9. Practice, Practice, Practice. If you do nothing else, prepare for a breach and be ready to respond. The best way to be ready is to train over and over and over again. Everything depends on it—your company value, your reputation. Have a strong incident response plan, have it reviewed and updated routinely, and most significantly, rehearse it, with internal and external participants, until everyone knows what’s required if they have to respond. I’m sure it won’t go as planned, but I can guarantee everyone will be ready to adjust as needed.
10. Keep Asking Questions. The last thing is to be engaged and keep asking questions. When I started cyber command, the only thing I knew was that I had a lot to learn. I counted on my experts to help inform me on what I needed to know, and I talked to a lot of outside people to get their views. Then, it was important to move quickly beyond the basics and to ask tough questions in order to close the gap between your expectations and reality.
Get engaged, as opposed to saying, “Well, that’s the cybersecurity people, or that’s IT, or that’s not important to me.” That doesn’t send the right message, and it doesn’t allow you to do the necessary strategic thinking and work required to appreciate what needs to be done to protect your business—and to ensure your mission.
THE KEY QUESTIONS TO ASK
Why would they attack us?
What are our crown jewels and where are they; who can access them; how do we know they’re protected?
How do we know threats are not in our network?
What are our most significant vulnerabilities and risks?
Do we have a framework to address cybersecurity and to ensure hygiene?
Do we have a culture of cyber-risk awareness and is the policy for personal responsibility and accountability clear?

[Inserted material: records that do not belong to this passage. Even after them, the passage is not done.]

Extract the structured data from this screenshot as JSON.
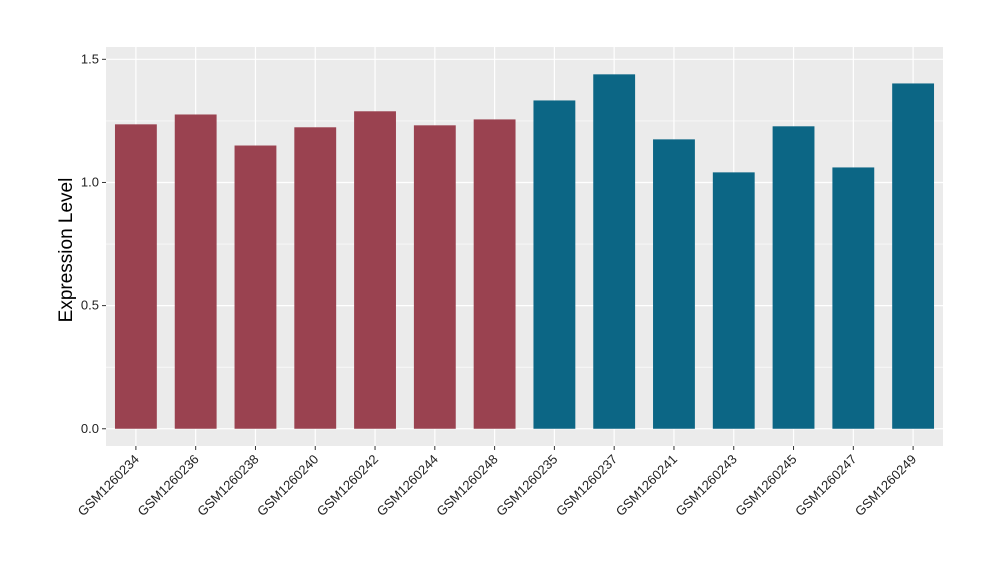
{
  "chart_data": {
    "type": "bar",
    "title": "",
    "xlabel": "",
    "ylabel": "Expression Level",
    "ylim": [
      -0.07,
      1.55
    ],
    "yticks": [
      0.0,
      0.5,
      1.0,
      1.5
    ],
    "ytick_labels": [
      "0.0",
      "0.5",
      "1.0",
      "1.5"
    ],
    "grid": true,
    "categories": [
      "GSM1260234",
      "GSM1260236",
      "GSM1260238",
      "GSM1260240",
      "GSM1260242",
      "GSM1260244",
      "GSM1260248",
      "GSM1260235",
      "GSM1260237",
      "GSM1260241",
      "GSM1260243",
      "GSM1260245",
      "GSM1260247",
      "GSM1260249"
    ],
    "values": [
      1.236,
      1.276,
      1.15,
      1.224,
      1.289,
      1.232,
      1.256,
      1.333,
      1.439,
      1.175,
      1.041,
      1.228,
      1.061,
      1.402
    ],
    "groups": [
      0,
      0,
      0,
      0,
      0,
      0,
      0,
      1,
      1,
      1,
      1,
      1,
      1,
      1
    ],
    "group_colors": [
      "#9a4250",
      "#0c6685"
    ],
    "panel_color": "#ebebeb"
  }
}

Do we have visibility across our supply chain and is cybersecurity built into our contracts?
What is our risk appetite, and do we have an enterprise approach to risk management?
Are we ready to respond to a breach?
WHAT LEADERS SAY
A recent Ernst and Young survey of 1,200 C-Suite leaders at the world’s largest organizations found worry and weakness when it comes to cybersecurity.

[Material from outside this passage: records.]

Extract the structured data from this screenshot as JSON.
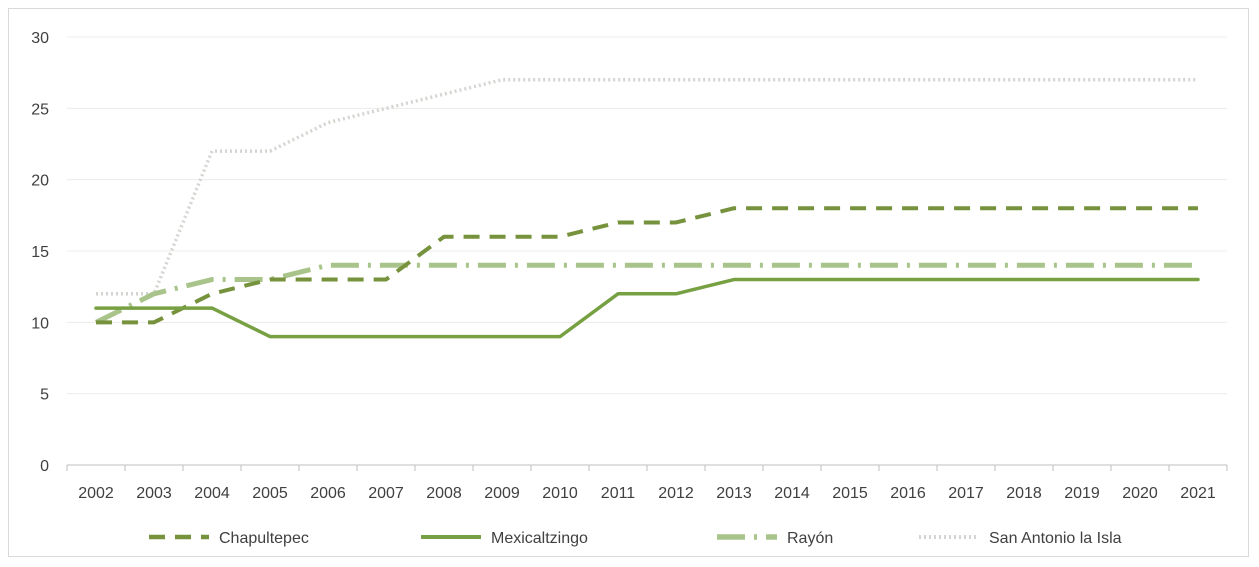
{
  "chart_data": {
    "type": "line",
    "title": "",
    "xlabel": "",
    "ylabel": "",
    "categories": [
      "2002",
      "2003",
      "2004",
      "2005",
      "2006",
      "2007",
      "2008",
      "2009",
      "2010",
      "2011",
      "2012",
      "2013",
      "2014",
      "2015",
      "2016",
      "2017",
      "2018",
      "2019",
      "2020",
      "2021"
    ],
    "ylim": [
      0,
      30
    ],
    "yticks": [
      "0",
      "5",
      "10",
      "15",
      "20",
      "25",
      "30"
    ],
    "grid": true,
    "legend_position": "bottom",
    "series": [
      {
        "name": "Chapultepec",
        "values": [
          10,
          10,
          12,
          13,
          13,
          13,
          16,
          16,
          16,
          17,
          17,
          18,
          18,
          18,
          18,
          18,
          18,
          18,
          18,
          18
        ],
        "color": "#76923c",
        "dash": "dashed"
      },
      {
        "name": "Mexicaltzingo",
        "values": [
          11,
          11,
          11,
          9,
          9,
          9,
          9,
          9,
          9,
          12,
          12,
          13,
          13,
          13,
          13,
          13,
          13,
          13,
          13,
          13
        ],
        "color": "#77a043",
        "dash": "solid"
      },
      {
        "name": "Rayón",
        "values": [
          10,
          12,
          13,
          13,
          14,
          14,
          14,
          14,
          14,
          14,
          14,
          14,
          14,
          14,
          14,
          14,
          14,
          14,
          14,
          14
        ],
        "color": "#a9c48a",
        "dash": "dashdot"
      },
      {
        "name": "San Antonio la Isla",
        "values": [
          12,
          12,
          22,
          22,
          24,
          25,
          26,
          27,
          27,
          27,
          27,
          27,
          27,
          27,
          27,
          27,
          27,
          27,
          27,
          27
        ],
        "color": "#d3d6d0",
        "dash": "dotted"
      }
    ]
  }
}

89% say their cybersecurity function doesn’t meet their organization’s needs.
87% say they need up to 50% more budget.
64% say malware attacks increased in 2017, compared to 52% in 2016; phishing is up 64% vs. 51%.
57% don’t have or have an informal threat intelligence program.
48% don’t have a security operations center (in-house or outsourced).
17% of boards have sufficient knowledge of effective oversight of cyber risks.
Only 12% feel it’s very likely they would detect a sophisticated cyber attack.
WHAT TO DO NOW
Do the Basics. Identify and patch all known vulnerabilities. Require multi-factor authentication, not just passwords, for access to your systems. Limit the number of people who have has access to the most important parts of your network. Be sure to guard your back door—supply chains and third parties.
Examine the Impact. Take the time to think about the impact of cybersecurity on your company. What’s the worst that could happen? Are you addressing it?
Get Your Board Right. Look hard at your directors to be sure that they’re suited for today’s world. Do you have cyber expertise on your board?
Be Ready. Rehearse your incident response plan. Some 38 percent of U.S. companies have no plan, and of those with a plan, one-third have not reviewed it since it was initially developed, according to the National Association of Corporate Directors.